Freud based his work on the theory that in order to recover from past traumas, it is necessary to achieve a full anamnesis (recovery of lost memory). He never adequately explained why anamnesis was necessary; however. Dr. Gerbode proposed the following person-centered explanation:
A trauma, by definition, is an incident that is so painful, emotionally or physically, that one tends to flinch away from it, not to let oneself be aware of it, or in Freud’s terms, to repress it. It is the flinch and not the “objective” description of the incident that makes it a trauma. Hence, an event that is challenging and exciting for one individual may be traumatic for another. The one for whom it is a mere challenge is able to “stay with it” and master it; the one who experiences it as a trauma is not.
From a person-centered viewpoint, an intention is simply the most proximal, the most subjective part of an activity. If I intend to win a race, from that intention flow all the means I use to win it: the various movements of my muscles, leading to forward movement of my body and ultimately to pulling ahead of the other racers, etc. In other words, the intention is the beginning of the action, and the consequences flow outward to become manifest physically. An activity continues so long, and only so long, as the corresponding intention exists. That means that for each ongoing intention, there is an activity (at least a mental one) that continues as part of the here and now.

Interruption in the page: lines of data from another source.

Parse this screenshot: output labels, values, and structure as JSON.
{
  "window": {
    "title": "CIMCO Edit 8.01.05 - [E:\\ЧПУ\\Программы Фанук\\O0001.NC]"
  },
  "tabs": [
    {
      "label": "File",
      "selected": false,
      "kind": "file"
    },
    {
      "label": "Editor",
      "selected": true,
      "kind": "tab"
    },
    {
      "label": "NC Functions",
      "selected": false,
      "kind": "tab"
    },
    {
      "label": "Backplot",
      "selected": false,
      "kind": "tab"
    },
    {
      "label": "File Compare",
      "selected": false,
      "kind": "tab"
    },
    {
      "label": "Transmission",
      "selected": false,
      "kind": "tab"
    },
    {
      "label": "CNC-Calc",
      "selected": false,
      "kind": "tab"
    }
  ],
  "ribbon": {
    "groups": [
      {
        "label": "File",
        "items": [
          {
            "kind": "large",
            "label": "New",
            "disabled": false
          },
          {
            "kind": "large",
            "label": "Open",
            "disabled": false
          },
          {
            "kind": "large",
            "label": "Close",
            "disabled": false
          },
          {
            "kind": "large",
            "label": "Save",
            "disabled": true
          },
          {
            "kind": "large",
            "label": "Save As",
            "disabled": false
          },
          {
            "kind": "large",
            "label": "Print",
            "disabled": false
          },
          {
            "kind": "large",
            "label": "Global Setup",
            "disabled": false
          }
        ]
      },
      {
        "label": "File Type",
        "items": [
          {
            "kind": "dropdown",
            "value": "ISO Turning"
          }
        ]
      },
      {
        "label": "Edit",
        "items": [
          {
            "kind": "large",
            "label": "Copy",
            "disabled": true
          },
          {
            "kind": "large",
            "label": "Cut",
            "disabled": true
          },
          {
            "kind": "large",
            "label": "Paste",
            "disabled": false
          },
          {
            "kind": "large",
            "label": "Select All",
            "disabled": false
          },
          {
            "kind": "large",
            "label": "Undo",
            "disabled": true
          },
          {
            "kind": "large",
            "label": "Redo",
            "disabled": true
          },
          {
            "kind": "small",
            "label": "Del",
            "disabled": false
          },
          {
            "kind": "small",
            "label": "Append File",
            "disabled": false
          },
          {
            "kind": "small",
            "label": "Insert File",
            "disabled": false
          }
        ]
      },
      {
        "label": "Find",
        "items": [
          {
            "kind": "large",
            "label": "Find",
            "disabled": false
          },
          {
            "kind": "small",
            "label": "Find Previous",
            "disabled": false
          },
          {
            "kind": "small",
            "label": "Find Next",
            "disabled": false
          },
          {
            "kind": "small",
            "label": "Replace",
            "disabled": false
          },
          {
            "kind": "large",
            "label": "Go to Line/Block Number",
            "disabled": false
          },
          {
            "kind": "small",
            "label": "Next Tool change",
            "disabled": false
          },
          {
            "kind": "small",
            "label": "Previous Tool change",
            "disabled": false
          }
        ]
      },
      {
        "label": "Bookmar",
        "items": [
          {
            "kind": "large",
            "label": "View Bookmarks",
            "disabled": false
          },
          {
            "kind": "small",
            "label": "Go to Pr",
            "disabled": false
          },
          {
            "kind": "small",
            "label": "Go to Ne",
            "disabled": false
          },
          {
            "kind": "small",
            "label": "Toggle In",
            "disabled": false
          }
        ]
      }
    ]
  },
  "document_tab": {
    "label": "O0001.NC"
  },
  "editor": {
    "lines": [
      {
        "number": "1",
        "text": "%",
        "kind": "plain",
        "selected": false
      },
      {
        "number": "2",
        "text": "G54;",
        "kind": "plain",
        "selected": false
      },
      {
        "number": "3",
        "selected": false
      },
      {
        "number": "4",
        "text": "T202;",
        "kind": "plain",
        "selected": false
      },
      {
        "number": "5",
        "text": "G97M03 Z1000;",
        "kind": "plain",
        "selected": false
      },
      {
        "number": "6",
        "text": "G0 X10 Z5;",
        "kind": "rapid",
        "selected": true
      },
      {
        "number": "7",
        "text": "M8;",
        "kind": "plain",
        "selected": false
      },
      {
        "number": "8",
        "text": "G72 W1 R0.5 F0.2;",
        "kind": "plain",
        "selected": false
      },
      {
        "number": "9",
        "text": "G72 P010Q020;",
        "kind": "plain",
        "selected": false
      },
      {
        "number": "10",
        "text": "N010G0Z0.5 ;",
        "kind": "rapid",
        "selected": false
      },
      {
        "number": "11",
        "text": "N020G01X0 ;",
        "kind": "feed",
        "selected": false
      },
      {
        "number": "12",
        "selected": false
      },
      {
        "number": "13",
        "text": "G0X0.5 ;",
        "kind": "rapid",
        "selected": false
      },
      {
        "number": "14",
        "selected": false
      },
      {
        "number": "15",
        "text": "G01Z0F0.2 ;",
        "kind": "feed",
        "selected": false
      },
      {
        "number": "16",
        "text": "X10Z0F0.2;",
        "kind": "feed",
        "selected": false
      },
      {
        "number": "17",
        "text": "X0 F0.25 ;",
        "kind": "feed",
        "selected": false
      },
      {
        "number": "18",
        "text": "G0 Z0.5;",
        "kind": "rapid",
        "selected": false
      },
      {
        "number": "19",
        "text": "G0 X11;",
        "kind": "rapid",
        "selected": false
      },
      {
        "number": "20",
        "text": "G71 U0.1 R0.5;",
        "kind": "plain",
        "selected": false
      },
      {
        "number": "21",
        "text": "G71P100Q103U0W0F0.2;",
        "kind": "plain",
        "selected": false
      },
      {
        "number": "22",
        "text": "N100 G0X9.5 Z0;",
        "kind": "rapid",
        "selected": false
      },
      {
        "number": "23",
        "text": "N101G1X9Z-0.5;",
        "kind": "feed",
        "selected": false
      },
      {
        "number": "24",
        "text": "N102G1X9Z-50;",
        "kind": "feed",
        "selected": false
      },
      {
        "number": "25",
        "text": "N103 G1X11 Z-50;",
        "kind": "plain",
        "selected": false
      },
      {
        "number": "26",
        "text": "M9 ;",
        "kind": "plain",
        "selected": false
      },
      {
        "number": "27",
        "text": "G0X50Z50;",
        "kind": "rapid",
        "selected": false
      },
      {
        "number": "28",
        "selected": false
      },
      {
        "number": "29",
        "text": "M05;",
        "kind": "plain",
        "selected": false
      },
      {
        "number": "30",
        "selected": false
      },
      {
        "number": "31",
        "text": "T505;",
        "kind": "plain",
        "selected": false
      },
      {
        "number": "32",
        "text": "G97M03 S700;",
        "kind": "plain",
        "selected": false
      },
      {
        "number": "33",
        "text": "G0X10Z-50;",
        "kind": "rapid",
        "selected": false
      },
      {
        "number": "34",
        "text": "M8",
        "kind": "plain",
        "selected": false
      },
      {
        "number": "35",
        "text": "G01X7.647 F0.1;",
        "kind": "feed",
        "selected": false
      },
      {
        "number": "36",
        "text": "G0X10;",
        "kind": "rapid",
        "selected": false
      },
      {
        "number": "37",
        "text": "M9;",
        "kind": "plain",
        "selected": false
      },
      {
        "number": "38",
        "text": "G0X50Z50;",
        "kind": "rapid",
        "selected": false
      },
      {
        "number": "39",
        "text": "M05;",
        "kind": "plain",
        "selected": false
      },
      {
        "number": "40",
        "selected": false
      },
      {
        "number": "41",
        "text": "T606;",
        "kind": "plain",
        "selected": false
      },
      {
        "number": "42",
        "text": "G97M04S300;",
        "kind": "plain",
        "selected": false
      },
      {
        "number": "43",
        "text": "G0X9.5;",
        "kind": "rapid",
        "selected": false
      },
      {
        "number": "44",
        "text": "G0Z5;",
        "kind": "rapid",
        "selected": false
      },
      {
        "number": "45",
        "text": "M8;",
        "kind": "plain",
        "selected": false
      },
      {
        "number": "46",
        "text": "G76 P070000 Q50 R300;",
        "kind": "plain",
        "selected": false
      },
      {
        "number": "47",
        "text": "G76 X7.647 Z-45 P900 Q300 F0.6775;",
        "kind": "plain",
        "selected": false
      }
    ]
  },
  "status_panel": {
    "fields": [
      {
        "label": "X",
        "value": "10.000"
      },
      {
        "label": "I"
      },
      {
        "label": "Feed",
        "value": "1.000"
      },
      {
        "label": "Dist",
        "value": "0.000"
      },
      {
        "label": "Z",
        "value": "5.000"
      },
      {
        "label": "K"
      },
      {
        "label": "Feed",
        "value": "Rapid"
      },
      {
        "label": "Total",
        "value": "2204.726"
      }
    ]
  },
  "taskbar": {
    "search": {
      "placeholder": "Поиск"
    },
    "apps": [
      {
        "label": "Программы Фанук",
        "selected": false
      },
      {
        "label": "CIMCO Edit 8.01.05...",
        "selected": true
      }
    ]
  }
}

In fact, people subjectively define time in terms of the activity they are engaged in. Objectively, time is a featureless continuum. But subjectively, time is divided up into chunks, “periods” of time. For every given activity (and for every given intention) there is a corresponding period of time, and so long as you have an intention, you remain in the period of time defined by that intention (and activity). Holding onto an intention holds you in the period of time that commenced with the formulation of that intention. There are only two ways of ending an intention:
- Fulfilling the intention, whereupon it ends spontaneously. You can keep intending to win a race after you have won it.
- Unmaking it, even if you don’t fulfill an intention, you can decide not to have that intention anymore and cause it to end. This, however, requires a conscious decision. You have to be aware of the intention and why you formed it.
But what if the intention is buried in the middle of a repressed trauma? In this case, neither condition (1.) nor (2.) can be satisfied, and the intention persists indefinitely. The person remains in the period of time defined by that intention, i.e., the person remains in the traumatic incident! The incident floats on as part of the present and is easily triggered, that is the person is easily reminded of it, consciously or unconsciously.
The only way a person can exit from that period of time (and from the intentions, feelings, and behaviors engendered by the trauma) is by confronting the incident, whereupon one can see:
- What intentions were formulated at the time of the incident.
- Why they were formulated at that time.
Then, and only then, one can satisfy condition (2.), above, for ending an intention, and one can let go of the intention. Without a thorough anamnesis, condition (2.) cannot be satisfied.
Known Traumatic Incidents
Basic TIR is used to address incidents we know have happened to us: a car accident, the painful end of a relationship, a medical procedure, the loss of a loved one, a combat-related incident, the loss of a job or a failure in business or in school, receiving a frightening diagnosis, etc. In Basic TIR, we work on a past traumatic incident until all of the force, pain, and resistance is gone, we reach an end point. Sometimes there will be an earlier incident that is hooked into the first one we started addressing by some similarity in content. Such earlier incidents may be something we haven’t thought of in years. If an incident comes up, we address it in the same way until an end point is reached.
Sometimes we have unwanted feelings, emotions, sensations, attitudes, or pains without necessarily being aware of what incidents underlie them. Thematic TIR addresses these unwanted feelings, using the common “theme” or feeling to trace down through a number of incidents until the force and resistance is reduced from all of them and an end point occurs.